In 1876, Newton married Mary Elizabeth Bailey, and the couple had three children.

==Architectural works==
- Central Police Station, Market Sq., Newport, RI (1866–67) - Demolished.
- Thames Street M. E. Church, 390 Thames St., Newport, RI (1866) - Altered.
- Dr. James R. Newton Office, 394 Thames St., Newport, RI (1867) - Built for the architect's father.
- Gull Rock (Robert V. McKim House), 8 Yznaga Ave., Newport, RI (1870) - Demolished 1972.
- Benjamin Rhodes House, 45 Everett St., Newport, RI (1871–72)
- Jacob Cram House (Cram-Sturtevant House), 438 Abe Meyer Ln., Middletown, RI (1871–72)
- William Birkhead House, 20 Catherine St., Newport, RI (1872)
- Charles C. Churchill House, 62 Ayrault St., Newport, RI (1872)
- Dudley Newton Studio, 20 Bellevue Ave., Newport, RI (1872) - Newton's office.
- Fairview (John W. Downing House), 34 Malbone Rd., Newport, RI (1873–74)
- Newport Gas Co. Building, 181 Thames St., Newport, RI (1874) - Demolished.
- Henry H. Swinburn House, 97 Rhode Island Ave., Newport, RI (1875–76)
- Sarah C. Woolsey House, 93 Rhode Island Ave., Newport, RI (1875)
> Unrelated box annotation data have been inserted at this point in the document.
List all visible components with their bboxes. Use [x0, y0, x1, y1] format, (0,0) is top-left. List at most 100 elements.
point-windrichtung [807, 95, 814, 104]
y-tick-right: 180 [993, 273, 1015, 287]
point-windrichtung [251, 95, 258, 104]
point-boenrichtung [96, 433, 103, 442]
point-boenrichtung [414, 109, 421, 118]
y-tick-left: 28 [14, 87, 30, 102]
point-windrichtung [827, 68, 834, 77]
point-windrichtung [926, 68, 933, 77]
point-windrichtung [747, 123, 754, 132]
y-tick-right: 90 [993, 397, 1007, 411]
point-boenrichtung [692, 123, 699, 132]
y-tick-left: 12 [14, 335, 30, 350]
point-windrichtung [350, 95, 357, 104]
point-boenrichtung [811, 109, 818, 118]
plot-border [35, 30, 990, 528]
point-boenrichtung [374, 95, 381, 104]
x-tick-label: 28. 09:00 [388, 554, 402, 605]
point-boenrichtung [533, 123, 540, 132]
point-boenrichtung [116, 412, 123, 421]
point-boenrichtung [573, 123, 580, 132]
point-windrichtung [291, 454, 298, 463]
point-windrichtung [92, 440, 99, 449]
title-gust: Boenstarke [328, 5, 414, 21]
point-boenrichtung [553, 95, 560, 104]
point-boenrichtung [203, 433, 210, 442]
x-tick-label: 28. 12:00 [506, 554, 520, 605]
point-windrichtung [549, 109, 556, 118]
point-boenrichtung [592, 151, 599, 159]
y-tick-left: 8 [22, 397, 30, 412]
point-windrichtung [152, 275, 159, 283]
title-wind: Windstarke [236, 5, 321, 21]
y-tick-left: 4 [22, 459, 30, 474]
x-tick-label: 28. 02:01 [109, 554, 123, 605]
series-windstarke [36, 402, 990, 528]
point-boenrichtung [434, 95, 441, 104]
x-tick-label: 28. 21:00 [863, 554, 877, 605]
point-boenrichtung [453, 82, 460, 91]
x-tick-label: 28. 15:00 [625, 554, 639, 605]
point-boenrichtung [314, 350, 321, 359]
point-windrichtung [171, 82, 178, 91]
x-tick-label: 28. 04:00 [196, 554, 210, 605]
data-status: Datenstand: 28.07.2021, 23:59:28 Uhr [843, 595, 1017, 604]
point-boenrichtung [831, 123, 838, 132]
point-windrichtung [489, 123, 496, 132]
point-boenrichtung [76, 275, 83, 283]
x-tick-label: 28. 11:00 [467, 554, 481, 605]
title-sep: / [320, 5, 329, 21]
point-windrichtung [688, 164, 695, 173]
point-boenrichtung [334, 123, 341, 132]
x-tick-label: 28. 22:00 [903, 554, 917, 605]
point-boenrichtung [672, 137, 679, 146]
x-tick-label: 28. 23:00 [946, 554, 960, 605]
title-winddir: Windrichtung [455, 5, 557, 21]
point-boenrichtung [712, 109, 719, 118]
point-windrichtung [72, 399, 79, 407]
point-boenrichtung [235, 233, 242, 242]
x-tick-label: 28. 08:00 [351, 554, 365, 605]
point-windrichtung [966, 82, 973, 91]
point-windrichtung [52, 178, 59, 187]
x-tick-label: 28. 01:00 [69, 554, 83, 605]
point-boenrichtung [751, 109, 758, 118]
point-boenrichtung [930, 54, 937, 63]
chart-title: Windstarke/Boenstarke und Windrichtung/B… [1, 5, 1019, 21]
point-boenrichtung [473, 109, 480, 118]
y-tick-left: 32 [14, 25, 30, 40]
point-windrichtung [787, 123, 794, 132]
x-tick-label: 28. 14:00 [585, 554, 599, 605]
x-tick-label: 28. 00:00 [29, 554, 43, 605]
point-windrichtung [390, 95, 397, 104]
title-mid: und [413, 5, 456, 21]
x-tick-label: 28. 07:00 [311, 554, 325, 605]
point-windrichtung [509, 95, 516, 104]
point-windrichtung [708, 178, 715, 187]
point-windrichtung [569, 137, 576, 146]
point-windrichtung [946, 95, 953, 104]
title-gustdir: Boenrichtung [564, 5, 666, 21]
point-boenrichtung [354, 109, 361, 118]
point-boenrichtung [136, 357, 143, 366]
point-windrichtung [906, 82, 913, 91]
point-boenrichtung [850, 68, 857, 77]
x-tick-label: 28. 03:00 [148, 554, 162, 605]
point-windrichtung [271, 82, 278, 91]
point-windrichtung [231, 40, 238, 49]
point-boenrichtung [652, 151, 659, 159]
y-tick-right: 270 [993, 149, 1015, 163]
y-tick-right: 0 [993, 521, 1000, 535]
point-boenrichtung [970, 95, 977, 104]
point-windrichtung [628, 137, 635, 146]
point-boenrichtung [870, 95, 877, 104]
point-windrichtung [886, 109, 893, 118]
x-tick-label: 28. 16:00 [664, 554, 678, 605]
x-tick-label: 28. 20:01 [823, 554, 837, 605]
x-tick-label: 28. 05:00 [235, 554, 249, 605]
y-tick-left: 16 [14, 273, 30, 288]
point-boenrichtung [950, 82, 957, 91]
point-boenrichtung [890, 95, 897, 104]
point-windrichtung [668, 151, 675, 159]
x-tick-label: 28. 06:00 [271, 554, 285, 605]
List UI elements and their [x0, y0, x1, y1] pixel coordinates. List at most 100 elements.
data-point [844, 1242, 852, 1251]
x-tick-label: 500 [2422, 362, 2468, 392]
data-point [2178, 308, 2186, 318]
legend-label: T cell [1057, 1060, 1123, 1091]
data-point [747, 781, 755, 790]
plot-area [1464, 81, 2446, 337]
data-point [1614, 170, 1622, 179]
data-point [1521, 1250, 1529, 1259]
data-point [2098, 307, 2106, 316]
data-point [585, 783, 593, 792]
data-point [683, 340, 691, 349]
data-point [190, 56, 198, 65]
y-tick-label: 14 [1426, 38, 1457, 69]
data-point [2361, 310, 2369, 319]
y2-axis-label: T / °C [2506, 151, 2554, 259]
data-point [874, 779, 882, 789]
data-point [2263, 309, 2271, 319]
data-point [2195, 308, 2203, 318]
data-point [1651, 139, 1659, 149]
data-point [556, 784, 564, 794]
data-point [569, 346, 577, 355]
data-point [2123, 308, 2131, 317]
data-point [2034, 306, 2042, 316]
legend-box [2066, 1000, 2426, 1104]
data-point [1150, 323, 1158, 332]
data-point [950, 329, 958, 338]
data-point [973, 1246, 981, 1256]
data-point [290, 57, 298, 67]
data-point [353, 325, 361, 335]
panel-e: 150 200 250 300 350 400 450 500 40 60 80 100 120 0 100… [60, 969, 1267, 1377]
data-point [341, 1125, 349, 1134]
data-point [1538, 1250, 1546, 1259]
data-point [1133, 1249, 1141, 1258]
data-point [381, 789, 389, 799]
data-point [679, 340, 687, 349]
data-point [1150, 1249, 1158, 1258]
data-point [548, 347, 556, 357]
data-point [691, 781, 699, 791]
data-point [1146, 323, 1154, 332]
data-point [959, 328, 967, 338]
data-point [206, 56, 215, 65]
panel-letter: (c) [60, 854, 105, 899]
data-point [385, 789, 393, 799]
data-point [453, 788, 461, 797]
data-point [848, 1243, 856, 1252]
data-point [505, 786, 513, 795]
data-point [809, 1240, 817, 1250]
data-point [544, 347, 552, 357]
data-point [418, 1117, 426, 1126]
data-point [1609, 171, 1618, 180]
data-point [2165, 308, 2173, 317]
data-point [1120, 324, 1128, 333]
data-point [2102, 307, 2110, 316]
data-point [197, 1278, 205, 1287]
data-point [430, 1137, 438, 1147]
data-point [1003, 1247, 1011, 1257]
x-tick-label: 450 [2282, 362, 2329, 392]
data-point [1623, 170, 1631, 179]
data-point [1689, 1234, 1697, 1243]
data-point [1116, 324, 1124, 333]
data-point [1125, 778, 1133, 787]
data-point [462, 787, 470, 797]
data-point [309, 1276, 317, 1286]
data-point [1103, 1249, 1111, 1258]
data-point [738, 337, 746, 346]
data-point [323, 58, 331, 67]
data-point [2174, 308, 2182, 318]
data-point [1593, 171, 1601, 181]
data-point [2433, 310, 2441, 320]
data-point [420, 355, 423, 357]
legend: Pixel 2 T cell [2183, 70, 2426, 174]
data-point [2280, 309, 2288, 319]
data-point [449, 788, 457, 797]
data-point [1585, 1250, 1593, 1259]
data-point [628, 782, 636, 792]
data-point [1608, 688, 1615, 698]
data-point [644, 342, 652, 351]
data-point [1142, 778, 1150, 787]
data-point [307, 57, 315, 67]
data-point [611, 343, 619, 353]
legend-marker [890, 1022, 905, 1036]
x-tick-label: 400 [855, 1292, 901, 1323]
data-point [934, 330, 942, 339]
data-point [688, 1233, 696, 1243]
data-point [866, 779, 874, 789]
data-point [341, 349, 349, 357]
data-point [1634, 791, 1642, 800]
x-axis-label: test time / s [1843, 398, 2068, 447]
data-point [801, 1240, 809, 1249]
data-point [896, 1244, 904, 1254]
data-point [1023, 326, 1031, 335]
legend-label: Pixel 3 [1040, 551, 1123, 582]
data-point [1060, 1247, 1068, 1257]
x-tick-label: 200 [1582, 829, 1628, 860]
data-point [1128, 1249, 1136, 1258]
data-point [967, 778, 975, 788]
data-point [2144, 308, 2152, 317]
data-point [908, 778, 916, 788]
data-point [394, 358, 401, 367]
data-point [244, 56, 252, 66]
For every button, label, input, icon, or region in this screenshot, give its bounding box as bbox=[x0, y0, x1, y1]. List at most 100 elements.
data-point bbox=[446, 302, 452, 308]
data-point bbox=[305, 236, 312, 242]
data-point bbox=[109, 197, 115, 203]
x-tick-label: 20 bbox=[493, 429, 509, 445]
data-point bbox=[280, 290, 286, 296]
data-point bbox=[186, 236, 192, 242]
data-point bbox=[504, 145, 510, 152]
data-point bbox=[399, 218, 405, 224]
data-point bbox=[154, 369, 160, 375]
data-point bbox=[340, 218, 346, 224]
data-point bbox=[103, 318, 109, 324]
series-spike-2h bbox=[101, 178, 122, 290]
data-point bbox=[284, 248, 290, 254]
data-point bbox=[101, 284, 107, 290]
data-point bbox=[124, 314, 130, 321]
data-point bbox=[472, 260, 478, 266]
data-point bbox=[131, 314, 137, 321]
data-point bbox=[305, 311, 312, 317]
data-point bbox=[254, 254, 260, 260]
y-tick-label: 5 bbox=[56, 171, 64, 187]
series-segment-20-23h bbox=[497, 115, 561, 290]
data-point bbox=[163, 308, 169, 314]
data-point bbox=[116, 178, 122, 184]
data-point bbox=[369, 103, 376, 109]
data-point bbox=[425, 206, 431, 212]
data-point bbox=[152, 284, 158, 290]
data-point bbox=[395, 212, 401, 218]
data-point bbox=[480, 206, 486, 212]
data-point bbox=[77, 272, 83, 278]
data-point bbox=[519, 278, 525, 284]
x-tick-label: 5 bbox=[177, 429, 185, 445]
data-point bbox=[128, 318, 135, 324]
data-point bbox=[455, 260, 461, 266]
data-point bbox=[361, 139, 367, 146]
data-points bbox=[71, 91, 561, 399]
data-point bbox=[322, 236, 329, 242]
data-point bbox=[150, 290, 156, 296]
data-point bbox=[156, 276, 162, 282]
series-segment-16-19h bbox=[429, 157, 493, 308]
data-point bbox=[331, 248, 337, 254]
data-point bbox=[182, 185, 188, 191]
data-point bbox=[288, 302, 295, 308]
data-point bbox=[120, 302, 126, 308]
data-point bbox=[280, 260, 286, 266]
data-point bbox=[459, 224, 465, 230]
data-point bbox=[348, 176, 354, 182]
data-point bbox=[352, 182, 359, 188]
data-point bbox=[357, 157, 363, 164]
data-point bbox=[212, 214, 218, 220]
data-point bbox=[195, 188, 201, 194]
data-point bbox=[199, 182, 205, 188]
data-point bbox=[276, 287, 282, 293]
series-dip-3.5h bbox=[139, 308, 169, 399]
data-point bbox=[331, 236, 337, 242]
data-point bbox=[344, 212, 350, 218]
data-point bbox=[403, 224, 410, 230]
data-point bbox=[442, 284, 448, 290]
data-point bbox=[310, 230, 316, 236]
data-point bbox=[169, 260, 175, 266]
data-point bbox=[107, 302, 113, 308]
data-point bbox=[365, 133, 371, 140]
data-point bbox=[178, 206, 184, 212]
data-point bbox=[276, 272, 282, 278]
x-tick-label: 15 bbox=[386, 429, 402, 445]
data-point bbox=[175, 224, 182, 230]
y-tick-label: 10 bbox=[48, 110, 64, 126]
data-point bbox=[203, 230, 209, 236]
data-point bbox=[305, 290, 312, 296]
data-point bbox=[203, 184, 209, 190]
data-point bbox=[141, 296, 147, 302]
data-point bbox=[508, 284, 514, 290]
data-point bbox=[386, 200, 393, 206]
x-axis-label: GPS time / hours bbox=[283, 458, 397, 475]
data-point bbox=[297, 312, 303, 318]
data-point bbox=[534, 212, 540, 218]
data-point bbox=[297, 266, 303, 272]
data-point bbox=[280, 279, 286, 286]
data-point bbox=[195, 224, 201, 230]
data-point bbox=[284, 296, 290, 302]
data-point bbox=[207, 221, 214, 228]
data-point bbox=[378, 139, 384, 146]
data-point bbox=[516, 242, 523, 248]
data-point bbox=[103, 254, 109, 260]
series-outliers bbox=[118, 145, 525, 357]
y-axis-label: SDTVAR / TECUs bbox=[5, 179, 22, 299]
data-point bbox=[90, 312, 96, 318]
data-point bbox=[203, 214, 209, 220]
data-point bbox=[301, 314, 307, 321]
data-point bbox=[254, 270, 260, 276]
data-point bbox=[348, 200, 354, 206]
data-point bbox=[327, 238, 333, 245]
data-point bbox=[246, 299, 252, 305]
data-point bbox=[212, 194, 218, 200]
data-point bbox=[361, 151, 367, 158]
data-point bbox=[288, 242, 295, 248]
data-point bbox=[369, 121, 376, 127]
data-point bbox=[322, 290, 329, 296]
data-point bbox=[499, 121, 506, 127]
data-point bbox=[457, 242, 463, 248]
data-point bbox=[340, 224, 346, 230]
- Rectory for Emmanuel Episcopal Church, 3 Bellevue Ct., Newport, RI (1877)
- William H. Smith House, 135 Pelham St., Newport, RI (1878)
- Fire Station No. 2, Bridge & 3rd Sts., Newport, RI (1880) - Demolished.
- Charles Pinard House, 49 Annandale Rd., Newport, RI (1880–81)
- Convent for St. Mary R. C. Church, 398 Thames St., Newport, RI (1880) - Moved to its current site in 1991.
- Sunnylea (Charles F. Chickering House), 541 Bellevue Ave., Newport, RI (1881–82)
- Julia H. Eldridge House, Ruggles & Ochre Point Aves., Newport, RI (1882–83)
- Hawkhurst (Catherine Seymour House), Kay St. & Cranston Ave., Newport, RI (1882) - Split into 4 separate houses in 1930s.
- Henrietta Lieber House, 67 Rhode Island Ave., Newport, RI (1882–83)
- Matilda Lieber House, 69 Rhode Island Ave., Newport, RI (1882–83)
- Dudley Newton House, 52 Division St., Newport, RI (1882) - The architect's own home.
- William Gordon Weld II House, 364 Bellevue Ave., Newport, RI (1882–84)
- Bethshan (Theodore K. Gibbs House), 396 Gibbs Ave., Newport, RI (1883)
- Windecke (William Binney House), 80 Catherine St., Newport, RI (1883–84)
- Rectory for St. Mary R. C. Church, 14 William St., Newport, RI (1886) - Burned 1921.
- Darlington Schoolhouse, 600 Ramapo Valley Rd., Mahwah, NJ (1891) - Financed by Theodore Havemeyer, a Newport summer resident.
- Kinsley Building, 286 Thames St., Newport, RI (1891) - One of very few downtown buildings built in the late 19th century.
- Harold Carter Brown House, 459 Bellevue Ave., Newport, RI (1894)
- Fire Station No. 5, 119 Touro St., Newport, RI (1895) - Altered.
- Crossways (Stuyvesant Fish House), 95 Ocean Ave., Newport, RI (1896–98)
- Susan J. Weaver House, 59 Kay St., Newport, RI (1897)

Newton was also the supervising architect for James J. Van Alen's Wakehurst, designed in 1887 by English architect Charles Eamer Kempe. By himself he designed the estate's stables in 1888.